The value of tree farms is massive, says Meltzer, explaining why banks would be interested in investing so much in technology for these specific farms. "Especially for nut trees like macadamia nuts, where South Africa is one of the leading exporters globally, as well as avocado, lemons; the prices of these fruit are going mad. As a result, it is obviously quite an attractive space for the banks."

However, Meltzer says, even though Aerobotics is doing these proof of concepts, the focus of the business is still on farmers and helping them optimise their crops.

"Our vision has become a bit clearer and narrowed: it is to help tree crop farmers with crop protection, and specifically to mitigate their risk. And the current product we are offering, from a pest and disease management perspective, is obviously one way of doing it but at the same time offering them a good financial service through a bank is also a way to mitigate risk."

Machine learning is core

Aerobotics employs four data scientists full time and has four data science interns from the University of Cape Town and two from Duke University in the US.

Commenting on the lack of data scientists in SA, and how start-ups can keep talent, and not lose them to bigger companies like Amazon Web Services (AWS), Meltzer said the innovation and ability to make a difference has been enough for Aerobotics to attract talent.

He also said every employee gets a share in the company.

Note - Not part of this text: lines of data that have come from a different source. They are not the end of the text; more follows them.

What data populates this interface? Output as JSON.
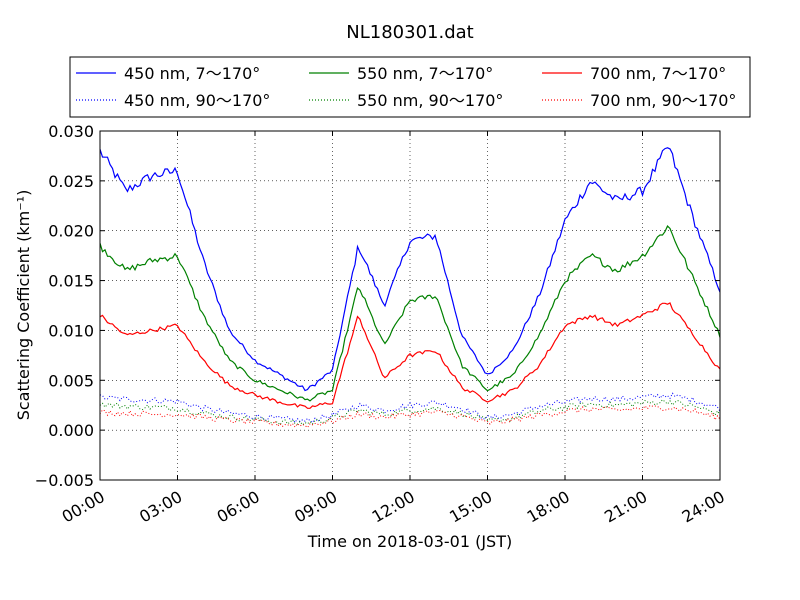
{
  "chart_data": {
    "type": "line",
    "title": "NL180301.dat",
    "xlabel": "Time on 2018-03-01 (JST)",
    "ylabel": "Scattering Coefficient (km⁻¹)",
    "xlim": [
      "00:00",
      "24:00"
    ],
    "ylim": [
      -0.005,
      0.03
    ],
    "x_ticks": [
      "00:00",
      "03:00",
      "06:00",
      "09:00",
      "12:00",
      "15:00",
      "18:00",
      "21:00",
      "24:00"
    ],
    "y_ticks": [
      "−0.005",
      "0.000",
      "0.005",
      "0.010",
      "0.015",
      "0.020",
      "0.025",
      "0.030"
    ],
    "grid": true,
    "legend_position": "top",
    "x": [
      "00:00",
      "01:00",
      "02:00",
      "03:00",
      "04:00",
      "05:00",
      "06:00",
      "07:00",
      "08:00",
      "09:00",
      "10:00",
      "11:00",
      "12:00",
      "13:00",
      "14:00",
      "15:00",
      "16:00",
      "17:00",
      "18:00",
      "19:00",
      "20:00",
      "21:00",
      "22:00",
      "23:00",
      "24:00"
    ],
    "series": [
      {
        "name": "450 nm, 7～170°",
        "color": "#0000ff",
        "style": "solid",
        "values": [
          0.028,
          0.024,
          0.0255,
          0.026,
          0.017,
          0.01,
          0.007,
          0.0055,
          0.004,
          0.006,
          0.0185,
          0.0125,
          0.019,
          0.0195,
          0.0095,
          0.0055,
          0.008,
          0.0135,
          0.021,
          0.025,
          0.023,
          0.024,
          0.0285,
          0.021,
          0.014
        ]
      },
      {
        "name": "450 nm, 90～170°",
        "color": "#0000ff",
        "style": "dotted",
        "values": [
          0.0033,
          0.0031,
          0.003,
          0.0029,
          0.0022,
          0.0017,
          0.0014,
          0.0011,
          0.0009,
          0.0015,
          0.0025,
          0.002,
          0.0025,
          0.0028,
          0.0022,
          0.0012,
          0.0016,
          0.0024,
          0.0028,
          0.0032,
          0.0031,
          0.0033,
          0.0035,
          0.003,
          0.0022
        ]
      },
      {
        "name": "550 nm, 7～170°",
        "color": "#008000",
        "style": "solid",
        "values": [
          0.0185,
          0.016,
          0.017,
          0.0175,
          0.0115,
          0.007,
          0.005,
          0.004,
          0.003,
          0.004,
          0.0145,
          0.0085,
          0.013,
          0.0135,
          0.0065,
          0.004,
          0.0055,
          0.0095,
          0.015,
          0.0175,
          0.016,
          0.0175,
          0.0205,
          0.015,
          0.0095
        ]
      },
      {
        "name": "550 nm, 90～170°",
        "color": "#008000",
        "style": "dotted",
        "values": [
          0.0026,
          0.0024,
          0.0023,
          0.0022,
          0.0017,
          0.0013,
          0.0011,
          0.0008,
          0.0007,
          0.0012,
          0.002,
          0.0016,
          0.002,
          0.0022,
          0.0017,
          0.0009,
          0.0012,
          0.0019,
          0.0023,
          0.0026,
          0.0025,
          0.0027,
          0.0029,
          0.0024,
          0.0016
        ]
      },
      {
        "name": "700 nm, 7～170°",
        "color": "#ff0000",
        "style": "solid",
        "values": [
          0.0115,
          0.0095,
          0.01,
          0.0105,
          0.007,
          0.0045,
          0.0035,
          0.0028,
          0.0022,
          0.0028,
          0.0115,
          0.0052,
          0.0075,
          0.008,
          0.0043,
          0.003,
          0.004,
          0.0065,
          0.0105,
          0.0115,
          0.0105,
          0.0115,
          0.0128,
          0.0095,
          0.006
        ]
      },
      {
        "name": "700 nm, 90～170°",
        "color": "#ff0000",
        "style": "dotted",
        "values": [
          0.0018,
          0.0017,
          0.0016,
          0.0016,
          0.0013,
          0.001,
          0.0008,
          0.0006,
          0.0005,
          0.0009,
          0.0016,
          0.0013,
          0.0016,
          0.0018,
          0.0014,
          0.0007,
          0.001,
          0.0015,
          0.0019,
          0.0021,
          0.002,
          0.0022,
          0.0023,
          0.0019,
          0.0012
        ]
      }
    ]
  }
}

"I think the difficulty for us is that there haven't been many tech start-up 'exits' in South Africa, so the value of the shares is a bit tricky to get across, and the potential upside."

Meltzer says Aerobotics plans to grow aggressively and sell the business within the next five to 10 years.

"We host a lot of our cloud infrastructure on AWS, our Web application is hosted there and we are experimenting with some of their machine learning capabilities." (The company presented a case study at the AWS Africa Summit in Cape Town last week.)

"I think you see a lot of businesses where machine learning is this sexy little peripheral thing they are pulling in but we are very much a machine learning first company. Without it, our product doesn't make sense. The machine learning we are using is all proprietary, but hosted and run on AWS, where we leverage the cloud compute capacity to train massive models at scale and to deploy."